Shorenstein Press Center


The Oregonian


New giant on the horizon

A family-run San Francisco real estate giant that recently bought its way to the top of Portland’s office market intends to start construction by the end of the year on downtown’s first high-rise office tower since 2000.

Shorenstein Properties also will start planning the final two office buildings in the Kruse Way office corridor, where rents and tenant demand are the strongest in the region.

Doug Shorenstein, chairman and chief executive, disclosed those plans Wednesday as he introduced his company to Portland-area real estate and business leaders. In the largest commercial real estate deal in Oregon history, his company last month paid $1.13 billion for 46 buildings and three development sites — equivalent to the dollar volume of about five years’ worth of typical Portland-area office transactions.

Shorenstein said the company would begin the downtown project even without securing an anchor tenant for the building. That represents a reversal from a prior owner, Equity Office Properties Trust, which had insisted it would not start construction without significant lease commitments.

It also places Shorenstein in a contest with Portland’s Tom Moyer, who earlier this year said he would soon build an office tower without the financial security that comes with pre-leasing commitments.
“The empirical evidence, with low vacancy rates and existing job growth, justifies the need for additional space two years out,” Shorenstein said Wednesday.

Shorenstein Properties owns 25 million square feet of space in 11 metro areas across the nation, including Seattle and San Francisco. It has studied Portland for many years and was attracted to the region’s moderate job growth and “reasonable” growth restrictions, which curb competition among commercial real estate developers, Shorenstein said.

The company typically holds and manages buildings for 10 to 20 years, Shorenstein told a sold-out breakfast gathering of the Commercial Association of Realtors Oregon/Southwest Washington. The company borrowed about 65 percent of the Portland purchase price, a relatively low fraction of debt.

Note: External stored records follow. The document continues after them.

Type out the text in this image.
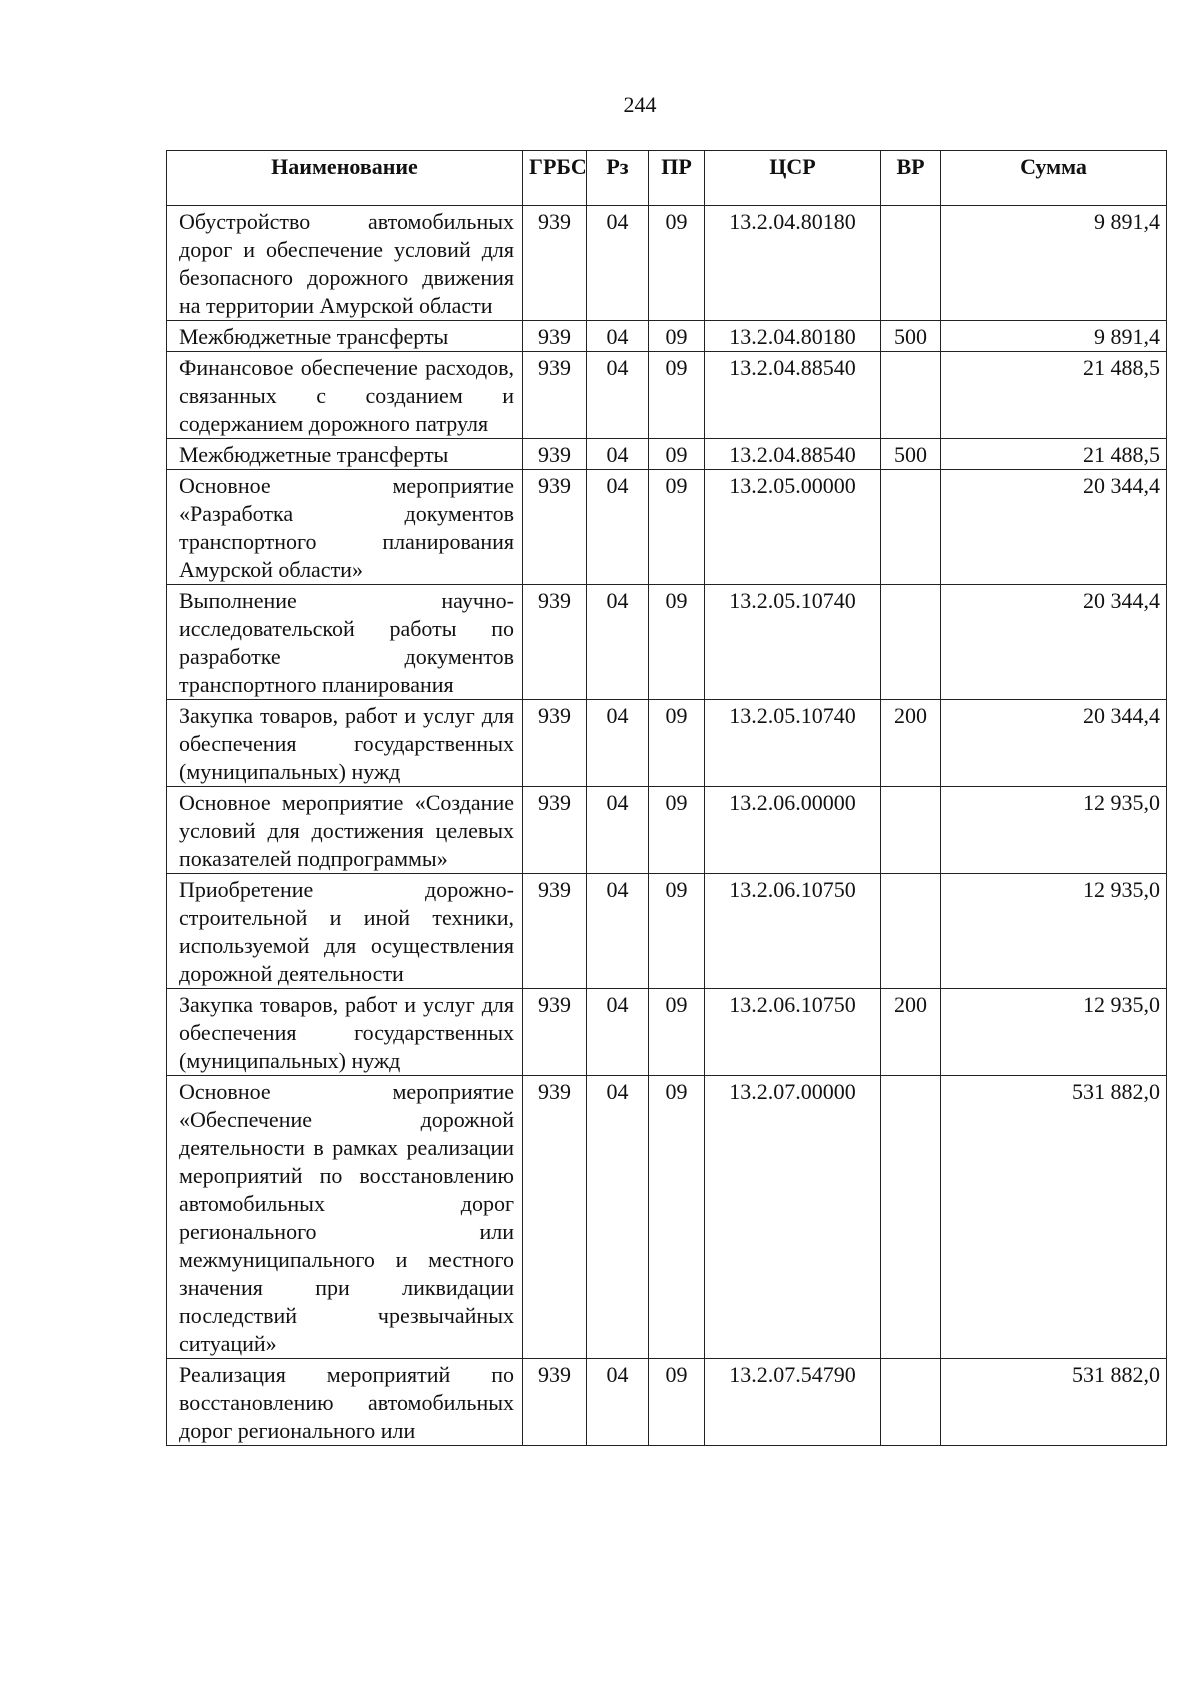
244
Наименование	ГРБС	Рз	ПР	ЦСР	ВР	Сумма
Обустройство автомобильных дорог и обеспечение условий для безопасного дорожного движения на территории Амурской области	939	04	09	13.2.04.80180		9 891,4
Межбюджетные трансферты	939	04	09	13.2.04.80180	500	9 891,4
Финансовое обеспечение расходов, связанных с созданием и содержанием дорожного патруля	939	04	09	13.2.04.88540		21 488,5
Межбюджетные трансферты	939	04	09	13.2.04.88540	500	21 488,5
Основное мероприятие «Разработка документов транспортного планирования Амурской области»	939	04	09	13.2.05.00000		20 344,4
Выполнение научно-исследовательской работы по разработке документов транспортного планирования	939	04	09	13.2.05.10740		20 344,4
Закупка товаров, работ и услуг для обеспечения государственных (муниципальных) нужд	939	04	09	13.2.05.10740	200	20 344,4
Основное мероприятие «Создание условий для достижения целевых показателей подпрограммы»	939	04	09	13.2.06.00000		12 935,0
Приобретение дорожно-строительной и иной техники, используемой для осуществления дорожной деятельности	939	04	09	13.2.06.10750		12 935,0
Закупка товаров, работ и услуг для обеспечения государственных (муниципальных) нужд	939	04	09	13.2.06.10750	200	12 935,0
Основное мероприятие «Обеспечение дорожной деятельности в рамках реализации мероприятий по восстановлению автомобильных дорог регионального или межмуниципального и местного значения при ликвидации последствий чрезвычайных ситуаций»	939	04	09	13.2.07.00000		531 882,0
Реализация мероприятий по восстановлению автомобильных дорог регионального или	939	04	09	13.2.07.54790		531 882,0
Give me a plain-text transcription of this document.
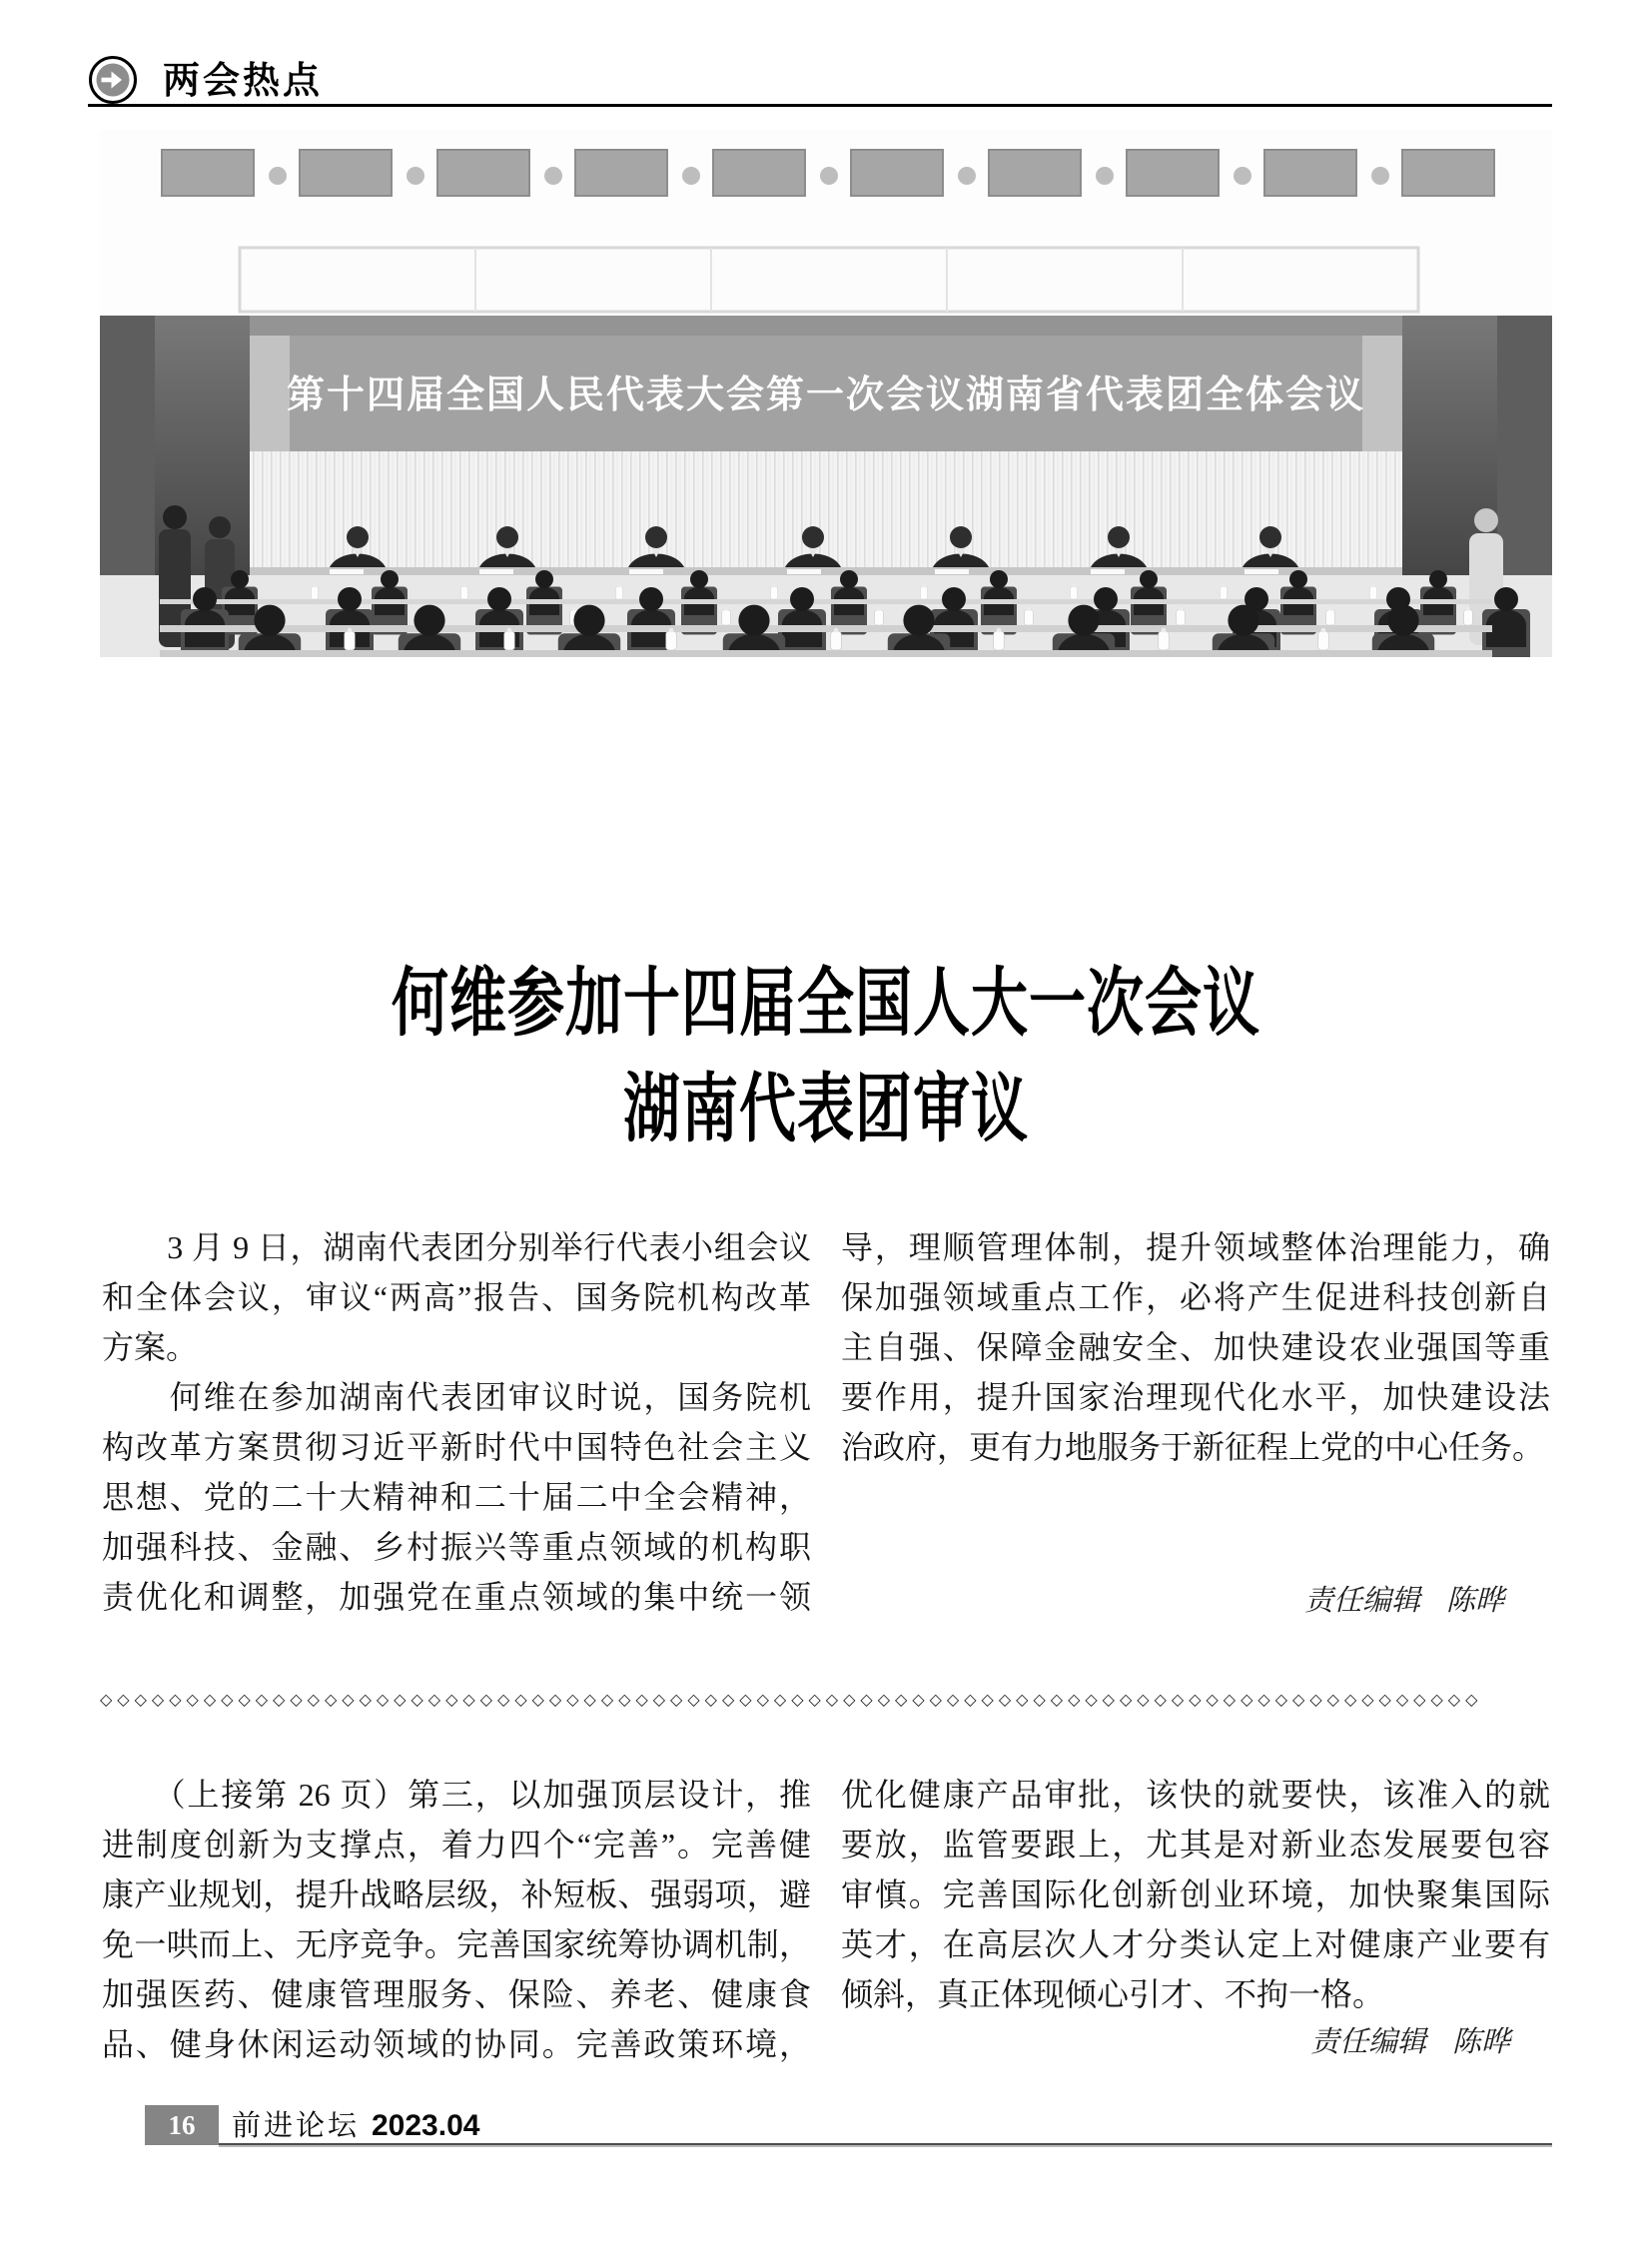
两会热点
第十四届全国人民代表大会第一次会议湖南省代表团全体会议
何维参加十四届全国人大一次会议
湖南代表团审议
　　3 月 9 日，湖南代表团分别举行代表小组会议
和全体会议，审议“两高”报告、国务院机构改革
方案。
　　何维在参加湖南代表团审议时说，国务院机
构改革方案贯彻习近平新时代中国特色社会主义
思想、党的二十大精神和二十届二中全会精神，
加强科技、金融、乡村振兴等重点领域的机构职
责优化和调整，加强党在重点领域的集中统一领
导，理顺管理体制，提升领域整体治理能力，确
保加强领域重点工作，必将产生促进科技创新自
主自强、保障金融安全、加快建设农业强国等重
要作用，提升国家治理现代化水平，加快建设法
治政府，更有力地服务于新征程上党的中心任务。
责任编辑 陈晔
◇◇◇◇◇◇◇◇◇◇◇◇◇◇◇◇◇◇◇◇◇◇◇◇◇◇◇◇◇◇◇◇◇◇◇◇◇◇◇◇◇◇◇◇◇◇◇◇◇◇◇◇◇◇◇◇◇◇◇◇◇◇◇◇◇◇◇◇◇◇◇◇◇◇◇◇◇◇◇◇
　　（上接第 26 页）第三，以加强顶层设计，推
进制度创新为支撑点，着力四个“完善”。完善健
康产业规划，提升战略层级，补短板、强弱项，避
免一哄而上、无序竞争。完善国家统筹协调机制，
加强医药、健康管理服务、保险、养老、健康食
品、健身休闲运动领域的协同。完善政策环境，
优化健康产品审批，该快的就要快，该准入的就
要放，监管要跟上，尤其是对新业态发展要包容
审慎。完善国际化创新创业环境，加快聚集国际
英才，在高层次人才分类认定上对健康产业要有
倾斜，真正体现倾心引才、不拘一格。
责任编辑 陈晔
16 前进论坛 2023.04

The Shorenstein family put about $100 million of its own money in the deal, making it the second-largest stakeholder after the Yale University endowment.

With the purchase, the company obtained buildings that comprise 85 percent of the Kruse Way office market, where rents are among the highest in the region at more than $30 a square foot, Shorenstein said. The company’s two development sites are the last in the corridor, he said.

He set no date for development. Potential development sites in Johns Landing and the Washington Square area would require more study, Shorenstein said.

The company’s long-term holding period and community involvement won accolades from the Portland real estate community Wednesday.

“They have a long track record, they care about their tenants and the community that they’re in,” said Jordan Schnitzer, president of Harsch Investment Properties, a commercial development firm.
Other development firms said they welcomed the competition.
Vanessa Sturgeon, president of Tom Moyer’s TMT Development, said Moyer would not be deterred by Shorenstein’s intent to build.
“Tom Moyer develops for the long term, and there’s always going to be competition in a market and there’s nothing wrong with positive, healthy competition,” Sturgeon said. “But Tom Moyer’s a Portland man, TMT’s a Portland firm and if history is any indicator, we deliver what’s right for the Portland market.”

Moyer personally financed construction of the Fox Tower, which opened in 2000 with 93 percent occupancy. 
Known as First and Main, Shorenstein’s downtown project would rise next to the Justice Center downtown, at the west end of the Hawthorne Bridge.
The project became controversial last year, when Multnomah County said it intended to build a courthouse there, and threatened to condemn the site, although the county did not have funding for the project.

Doug Butler, facilities director for Multnomah County, said Shorenstein officials had met with him to discuss their plans. Butler said he hopes a tunnel can be built during the office tower’s construction that could allow for a secure, underground connection from the Justice Center to a future courthouse east of the First and Main site.

Shorenstein is “open to discussion to help any way we can,” to facilitate the county’s plans, said Charles Malet, executive vice president and director of leasing and asset management for Shorenstein.

Shorenstein bought the portfolio from The Blackstone Group, which bought Equity Office for $39 billion in what was the largest leveraged buyout in U.S history when it closed in mid-February.
Within days of the closing, Blackstone sold off multibillion-dollar pieces of the Equity Office empire from Boston to Seattle.